Et d'ajouter que tous les signaux envoyés par Moscou sur son intérêt à promouvoir des relations de bon voisinage avec le Japon avaient été interprétés de façon erronée par Tokyo.
"Les Kouriles sont une partie intégrante du territoire russe, ce qui est une conséquence incontestable de la Seconde Guerre mondiale", a souligné M.Kossatchev.
Selon le parlementaire, la position du Japon sur les Kouriles mène à l'impasse. Il a cependant espéré que les parties réussiraient à normaliser leurs relations, compte tenu de la multitude d'intérêts communs.
"Les politiciens viennent et partent, alors que les relations entre les peuples restent", a-t-il dit.

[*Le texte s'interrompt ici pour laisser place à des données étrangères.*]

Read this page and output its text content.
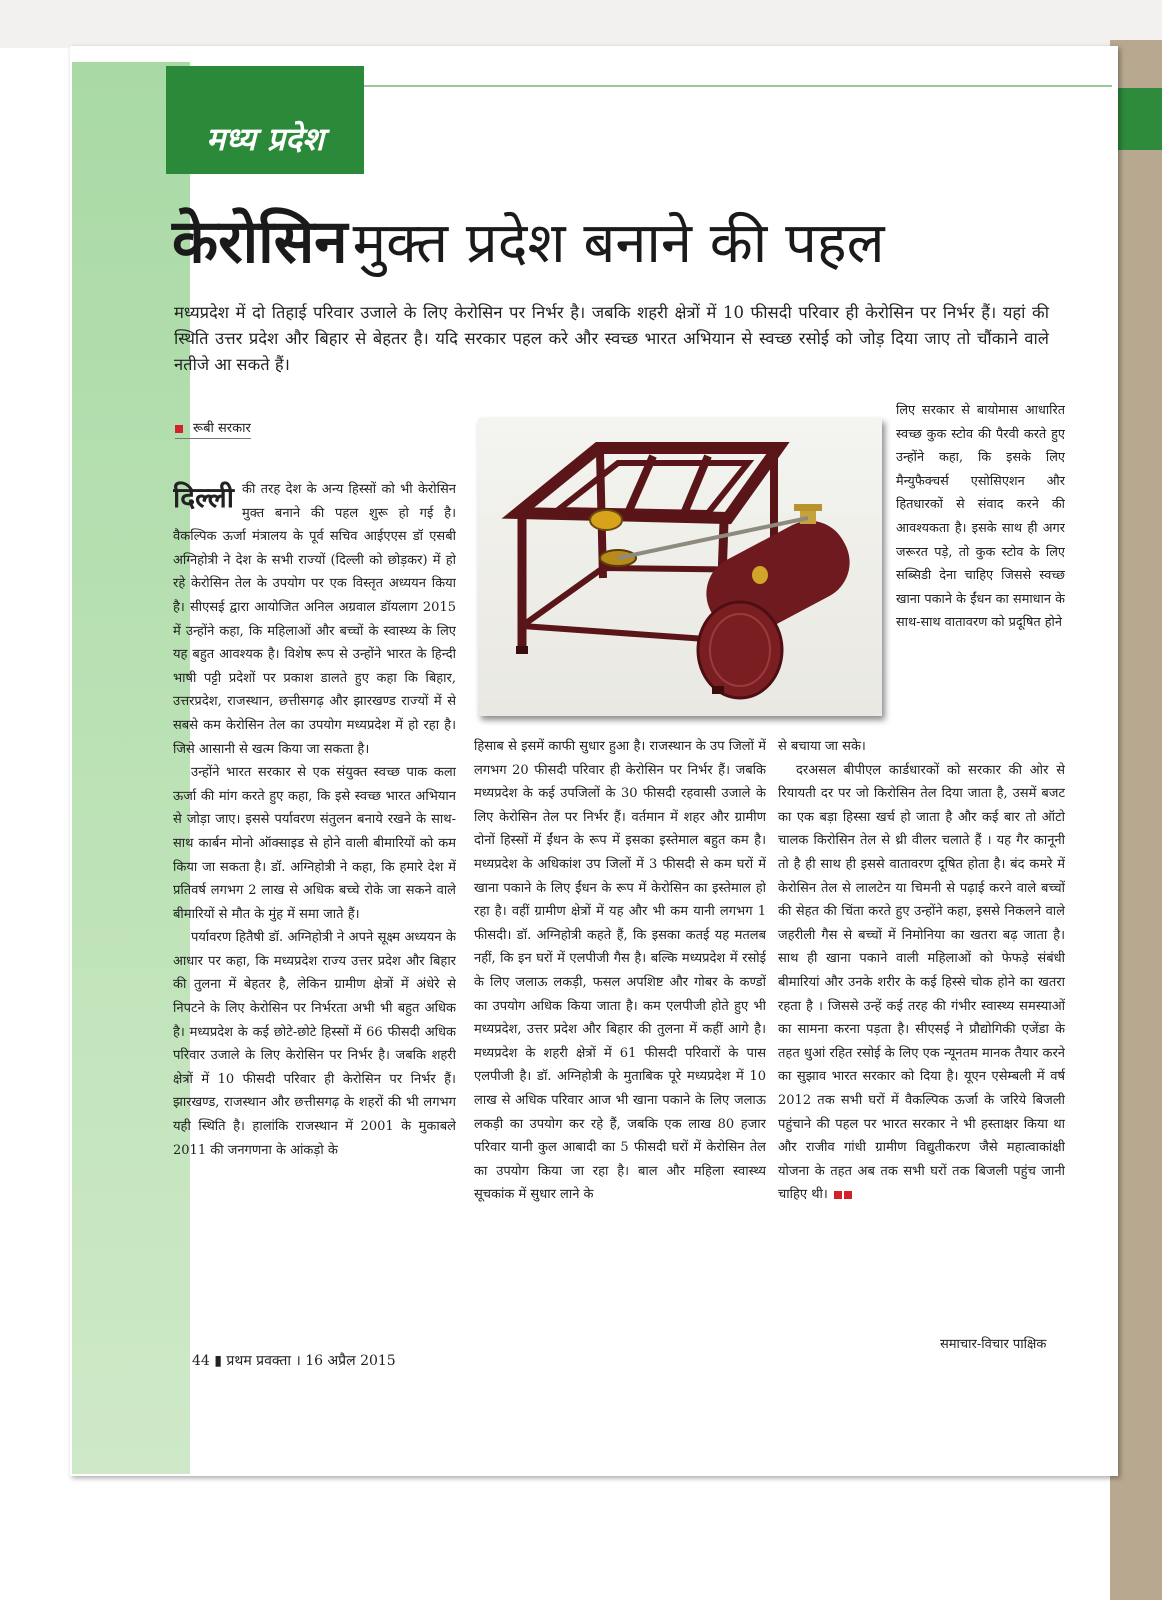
मध्य प्रदेश
केरोसिन मुक्त प्रदेश बनाने की पहल
मध्यप्रदेश में दो तिहाई परिवार उजाले के लिए केरोसिन पर निर्भर है। जबकि शहरी क्षेत्रों में 10 फीसदी परिवार ही केरोसिन पर निर्भर हैं। यहां की स्थिति उत्तर प्रदेश और बिहार से बेहतर है। यदि सरकार पहल करे और स्वच्छ भारत अभियान से स्वच्छ रसोई को जोड़ दिया जाए तो चौंकाने वाले नतीजे आ सकते हैं।
रूबी सरकार
दिल्ली की तरह देश के अन्य हिस्सों को भी केरोसिन मुक्त बनाने की पहल शुरू हो गई है। वैकल्पिक ऊर्जा मंत्रालय के पूर्व सचिव आईएएस डॉ एसबी अग्निहोत्री ने देश के सभी राज्यों (दिल्ली को छोड़कर) में हो रहे केरोसिन तेल के उपयोग पर एक विस्तृत अध्ययन किया है। सीएसई द्वारा आयोजित अनिल अग्रवाल डॉयलाग 2015 में उन्होंने कहा, कि महिलाओं और बच्चों के स्वास्थ्य के लिए यह बहुत आवश्यक है। विशेष रूप से उन्होंने भारत के हिन्दी भाषी पट्टी प्रदेशों पर प्रकाश डालते हुए कहा कि बिहार, उत्तरप्रदेश, राजस्थान, छत्तीसगढ़ और झारखण्ड राज्यों में से सबसे कम केरोसिन तेल का उपयोग मध्यप्रदेश में हो रहा है। जिसे आसानी से खत्म किया जा सकता है।

उन्होंने भारत सरकार से एक संयुक्त स्वच्छ पाक कला ऊर्जा की मांग करते हुए कहा, कि इसे स्वच्छ भारत अभियान से जोड़ा जाए। इससे पर्यावरण संतुलन बनाये रखने के साथ-साथ कार्बन मोनो ऑक्साइड से होने वाली बीमारियों को कम किया जा सकता है। डॉ. अग्निहोत्री ने कहा, कि हमारे देश में प्रतिवर्ष लगभग 2 लाख से अधिक बच्चे रोके जा सकने वाले बीमारियों से मौत के मुंह में समा जाते हैं।

पर्यावरण हितैषी डॉ. अग्निहोत्री ने अपने सूक्ष्म अध्ययन के आधार पर कहा, कि मध्यप्रदेश राज्य उत्तर प्रदेश और बिहार की तुलना में बेहतर है, लेकिन ग्रामीण क्षेत्रों में अंधेरे से निपटने के लिए केरोसिन पर निर्भरता अभी भी बहुत अधिक है। मध्यप्रदेश के कई छोटे-छोटे हिस्सों में 66 फीसदी अधिक परिवार उजाले के लिए केरोसिन पर निर्भर है। जबकि शहरी क्षेत्रों में 10 फीसदी परिवार ही केरोसिन पर निर्भर हैं। झारखण्ड, राजस्थान और छत्तीसगढ़ के शहरों की भी लगभग यही स्थिति है। हालांकि राजस्थान में 2001 के मुकाबले 2011 की जनगणना के आंकड़ो के

हिसाब से इसमें काफी सुधार हुआ है। राजस्थान के उप जिलों में लगभग 20 फीसदी परिवार ही केरोसिन पर निर्भर हैं। जबकि मध्यप्रदेश के कई उपजिलों के 30 फीसदी रहवासी उजाले के लिए केरोसिन तेल पर निर्भर हैं। वर्तमान में शहर और ग्रामीण दोनों हिस्सों में ईंधन के रूप में इसका इस्तेमाल बहुत कम है। मध्यप्रदेश के अधिकांश उप जिलों में 3 फीसदी से कम घरों में खाना पकाने के लिए ईंधन के रूप में केरोसिन का इस्तेमाल हो रहा है। वहीं ग्रामीण क्षेत्रों में यह और भी कम यानी लगभग 1 फीसदी। डॉ. अग्निहोत्री कहते हैं, कि इसका कतई यह मतलब नहीं, कि इन घरों में एलपीजी गैस है। बल्कि मध्यप्रदेश में रसोई के लिए जलाऊ लकड़ी, फसल अपशिष्ट और गोबर के कण्डों का उपयोग अधिक किया जाता है। कम एलपीजी होते हुए भी मध्यप्रदेश, उत्तर प्रदेश और बिहार की तुलना में कहीं आगे है। मध्यप्रदेश के शहरी क्षेत्रों में 61 फीसदी परिवारों के पास एलपीजी है। डॉ. अग्निहोत्री के मुताबिक पूरे मध्यप्रदेश में 10 लाख से अधिक परिवार आज भी खाना पकाने के लिए जलाऊ लकड़ी का उपयोग कर रहे हैं, जबकि एक लाख 80 हजार परिवार यानी कुल आबादी का 5 फीसदी घरों में केरोसिन तेल का उपयोग किया जा रहा है। बाल और महिला स्वास्थ्य सूचकांक में सुधार लाने के

लिए सरकार से बायोमास आधारित स्वच्छ कुक स्टोव की पैरवी करते हुए उन्होंने कहा, कि इसके लिए मैन्युफैक्चर्स एसोसिएशन और हितधारकों से संवाद करने की आवश्यकता है। इसके साथ ही अगर जरूरत पड़े, तो कुक स्टोव के लिए सब्सिडी देना चाहिए जिससे स्वच्छ खाना पकाने के ईंधन का समाधान के साथ-साथ वातावरण को प्रदूषित होने

से बचाया जा सके।

दरअसल बीपीएल कार्डधारकों को सरकार की ओर से रियायती दर पर जो किरोसिन तेल दिया जाता है, उसमें बजट का एक बड़ा हिस्सा खर्च हो जाता है और कई बार तो ऑटो चालक किरोसिन तेल से थ्री वीलर चलाते हैं । यह गैर कानूनी तो है ही साथ ही इससे वातावरण दूषित होता है। बंद कमरे में केरोसिन तेल से लालटेन या चिमनी से पढ़ाई करने वाले बच्चों की सेहत की चिंता करते हुए उन्होंने कहा, इससे निकलने वाले जहरीली गैस से बच्चों में निमोनिया का खतरा बढ़ जाता है। साथ ही खाना पकाने वाली महिलाओं को फेफड़े संबंधी बीमारियां और उनके शरीर के कई हिस्से चोक होने का खतरा रहता है । जिससे उन्हें कई तरह की गंभीर स्वास्थ्य समस्याओं का सामना करना पड़ता है। सीएसई ने प्रौद्योगिकी एजेंडा के तहत धुआं रहित रसोई के लिए एक न्यूनतम मानक तैयार करने का सुझाव भारत सरकार को दिया है। यूएन एसेम्बली में वर्ष 2012 तक सभी घरों में वैकल्पिक ऊर्जा के जरिये बिजली पहुंचाने की पहल पर भारत सरकार ने भी हस्ताक्षर किया था और राजीव गांधी ग्रामीण विद्युतीकरण जैसे महात्वाकांक्षी योजना के तहत अब तक सभी घरों तक बिजली पहुंच जानी चाहिए थी।

44 ▮ प्रथम प्रवक्ता । 16 अप्रैल 2015
समाचार-विचार पाक्षिक
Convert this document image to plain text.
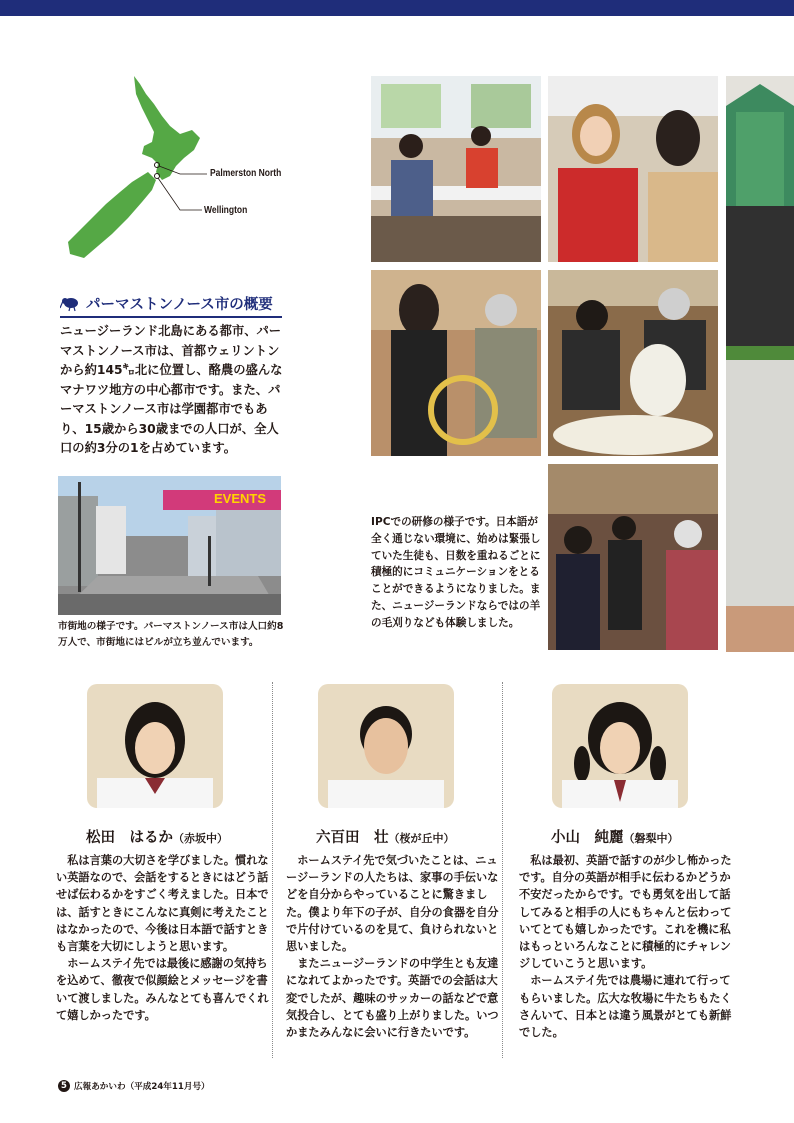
Palmerston North
Wellington
パーマストンノース市の概要
ニュージーランド北島にある都市、パーマストンノース市は、首都ウェリントンから約145㌔北に位置し、酪農の盛んなマナワツ地方の中心都市です。また、パーマストンノース市は学園都市でもあり、15歳から30歳までの人口が、全人口の約3分の1を占めています。
EVENTS
市街地の様子です。パーマストンノース市は人口約8万人で、市街地にはビルが立ち並んでいます。
IPCでの研修の様子です。日本語が全く通じない環境に、始めは緊張していた生徒も、日数を重ねるごとに積極的にコミュニケーションをとることができるようになりました。また、ニュージーランドならではの羊の毛刈りなども体験しました。
松田　はるか（赤坂中）

私は言葉の大切さを学びました。慣れない英語なので、会話をするときにはどう話せば伝わるかをすごく考えました。日本では、話すときにこんなに真剣に考えたことはなかったので、今後は日本語で話すときも言葉を大切にしようと思います。

ホームステイ先では最後に感謝の気持ちを込めて、徹夜で似顔絵とメッセージを書いて渡しました。みんなとても喜んでくれて嬉しかったです。

六百田　壮（桜が丘中）

ホームステイ先で気づいたことは、ニュージーランドの人たちは、家事の手伝いなどを自分からやっていることに驚きました。僕より年下の子が、自分の食器を自分で片付けているのを見て、負けられないと思いました。

またニュージーランドの中学生とも友達になれてよかったです。英語での会話は大変でしたが、趣味のサッカーの話などで意気投合し、とても盛り上がりました。いつかまたみんなに会いに行きたいです。

小山　純麗（磐梨中）

私は最初、英語で話すのが少し怖かったです。自分の英語が相手に伝わるかどうか不安だったからです。でも勇気を出して話してみると相手の人にもちゃんと伝わっていてとても嬉しかったです。これを機に私はもっといろんなことに積極的にチャレンジしていこうと思います。

ホームステイ先では農場に連れて行ってもらいました。広大な牧場に牛たちもたくさんいて、日本とは違う風景がとても新鮮でした。

5 広報あかいわ（平成24年11月号）
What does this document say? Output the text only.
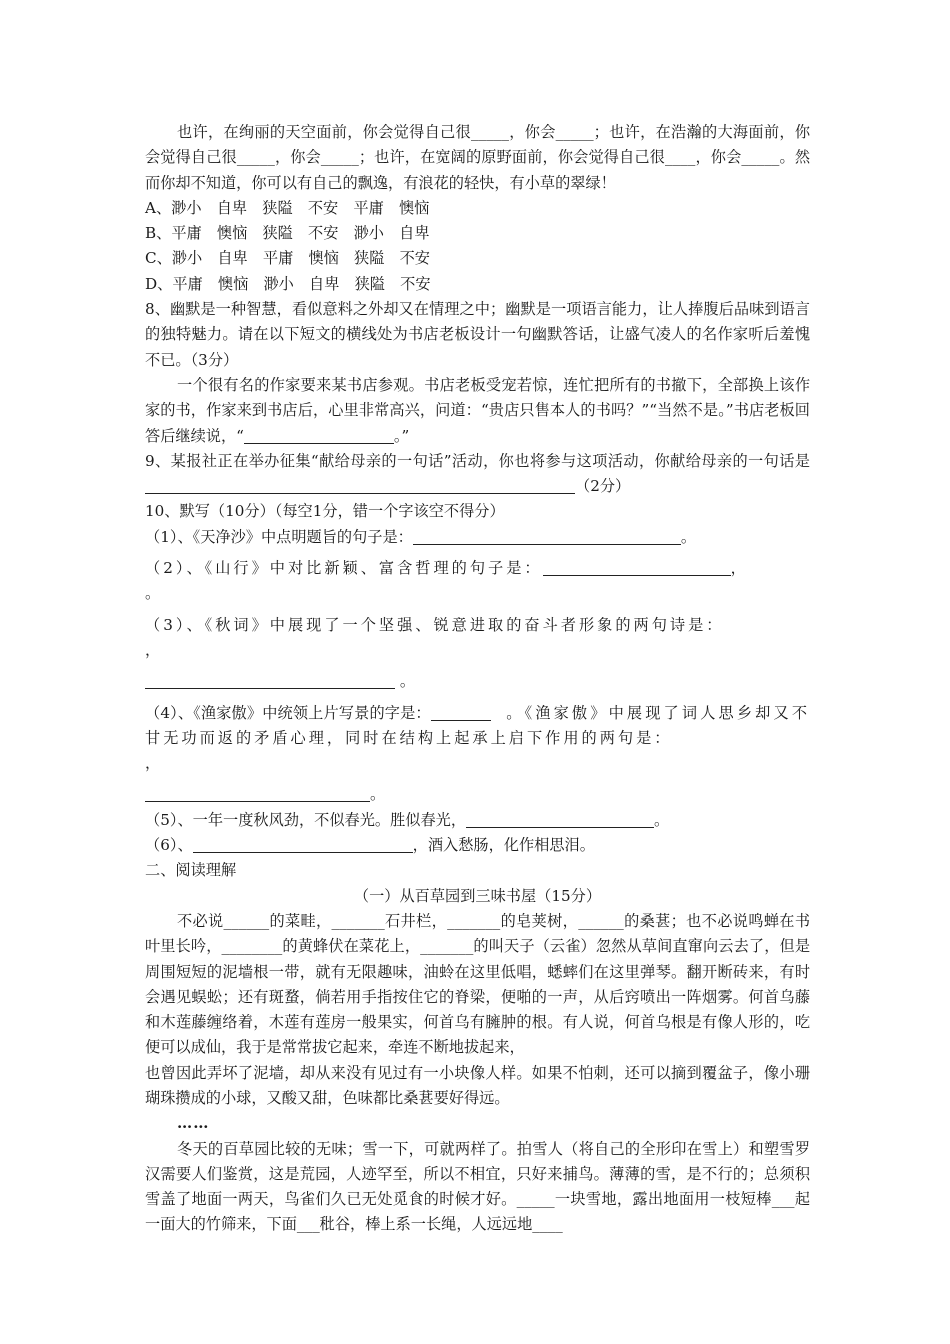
也许，在绚丽的天空面前，你会觉得自己很_____，你会_____；也许，在浩瀚的大海面前，你会觉得自己很_____，你会_____；也许，在宽阔的原野面前，你会觉得自己很____，你会_____。然而你却不知道，你可以有自己的飘逸，有浪花的轻快，有小草的翠绿！

A、渺小　自卑　狭隘　不安　平庸　懊恼

B、平庸　懊恼　狭隘　不安　渺小　自卑

C、渺小　自卑　平庸　懊恼　狭隘　不安

D、平庸　懊恼　渺小　自卑　狭隘　不安

8、幽默是一种智慧，看似意料之外却又在情理之中；幽默是一项语言能力，让人捧腹后品味到语言的独特魅力。请在以下短文的横线处为书店老板设计一句幽默答话，让盛气凌人的名作家听后羞愧不已。（3分）

一个很有名的作家要来某书店参观。书店老板受宠若惊，连忙把所有的书撤下，全部换上该作家的书，作家来到书店后，心里非常高兴，问道：“贵店只售本人的书吗？”“当然不是。”书店老板回答后继续说，“	。”

9、某报社正在举办征集“献给母亲的一句话”活动，你也将参与这项活动，你献给母亲的一句话是（2分）

10、默写（10分）（每空1分，错一个字该空不得分）

（1）、《天净沙》中点明题旨的句子是：	。

（2）、《山行》中对比新颖、富含哲理的句子是：	，

。

（3）、《秋词》中展现了一个坚强、锐意进取的奋斗者形象的两句诗是：

，

。

（4）、《渔家傲》中统领上片写景的字是：　	。《渔家傲》中展现了词人思乡却又不甘无功而返的矛盾心理，同时在结构上起承上启下作用的两句是：

，

。

（5）、一年一度秋风劲，不似春光。胜似春光，	。

（6）、	，酒入愁肠，化作相思泪。

二、阅读理解

（一）从百草园到三味书屋（15分）

不必说______的菜畦，_______石井栏，_______的皂荚树，______的桑葚；也不必说鸣蝉在书叶里长吟，________的黄蜂伏在菜花上，_______的叫天子（云雀）忽然从草间直窜向云去了，但是周围短短的泥墙根一带，就有无限趣味，油蛉在这里低唱，蟋蟀们在这里弹琴。翻开断砖来，有时会遇见蜈蚣；还有斑蝥，倘若用手指按住它的脊梁，便啪的一声，从后窍喷出一阵烟雾。何首乌藤和木莲藤缠络着，木莲有莲房一般果实，何首乌有臃肿的根。有人说，何首乌根是有像人形的，吃便可以成仙，我于是常常拔它起来，牵连不断地拔起来，

也曾因此弄坏了泥墙，却从来没有见过有一小块像人样。如果不怕刺，还可以摘到覆盆子，像小珊瑚珠攒成的小球，又酸又甜，色味都比桑葚要好得远。

……

冬天的百草园比较的无味；雪一下，可就两样了。拍雪人（将自己的全形印在雪上）和塑雪罗汉需要人们鉴赏，这是荒园，人迹罕至，所以不相宜，只好来捕鸟。薄薄的雪，是不行的；总须积雪盖了地面一两天，鸟雀们久已无处觅食的时候才好。_____一块雪地，露出地面用一枝短棒___起一面大的竹筛来，下面___秕谷，棒上系一长绳，人远远地____
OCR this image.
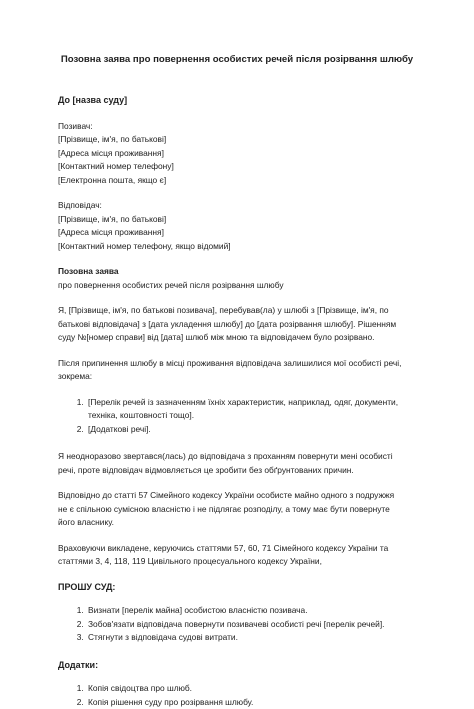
Позовна заява про повернення особистих речей після розірвання шлюбу
До [назва суду]
Позивач:
[Прізвище, ім'я, по батькові]
[Адреса місця проживання]
[Контактний номер телефону]
[Електронна пошта, якщо є]
Відповідач:
[Прізвище, ім'я, по батькові]
[Адреса місця проживання]
[Контактний номер телефону, якщо відомий]
Позовна заява
про повернення особистих речей після розірвання шлюбу

Я, [Прізвище, ім'я, по батькові позивача], перебував(ла) у шлюбі з [Прізвище, ім'я, по
батькові відповідача] з [дата укладення шлюбу] до [дата розірвання шлюбу]. Рішенням
суду №[номер справи] від [дата] шлюб між мною та відповідачем було розірвано.

Після припинення шлюбу в місці проживання відповідача залишилися мої особисті речі,
зокрема:

1. [Перелік речей із зазначенням їхніх характеристик, наприклад, одяг, документи,
техніка, коштовності тощо].
2. [Додаткові речі].

Я неодноразово звертався(лась) до відповідача з проханням повернути мені особисті
речі, проте відповідач відмовляється це зробити без обґрунтованих причин.

Відповідно до статті 57 Сімейного кодексу України особисте майно одного з подружжя
не є спільною сумісною власністю і не підлягає розподілу, а тому має бути повернуте
його власнику.

Враховуючи викладене, керуючись статтями 57, 60, 71 Сімейного кодексу України та
статтями 3, 4, 118, 119 Цивільного процесуального кодексу України,

ПРОШУ СУД:
1. Визнати [перелік майна] особистою власністю позивача.
2. Зобов'язати відповідача повернути позивачеві особисті речі [перелік речей].
3. Стягнути з відповідача судові витрати.
Додатки:
1. Копія свідоцтва про шлюб.
2. Копія рішення суду про розірвання шлюбу.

Le président Medvedev s'est rendu lundi sur l'île Kounachir, suscitant la colère du Japon. Moscou a qualifié la réaction japonaise d'inadmissible.
Il s'agissait de la première visite d'un chef d'Etat russe dans les îles Kouriles du Sud qui sont au centre d'un litige territorial entre Moscou et Tokyo depuis 1945. Le Japon estime que les îles Shikotan, Itouroup, Kounachir et Habomai ont été rattachées illégalement à l'Union soviétique à la fin de la Seconde Guerre mondiale. Ce différend empêche la signature d'un traité de paix entre les deux pays.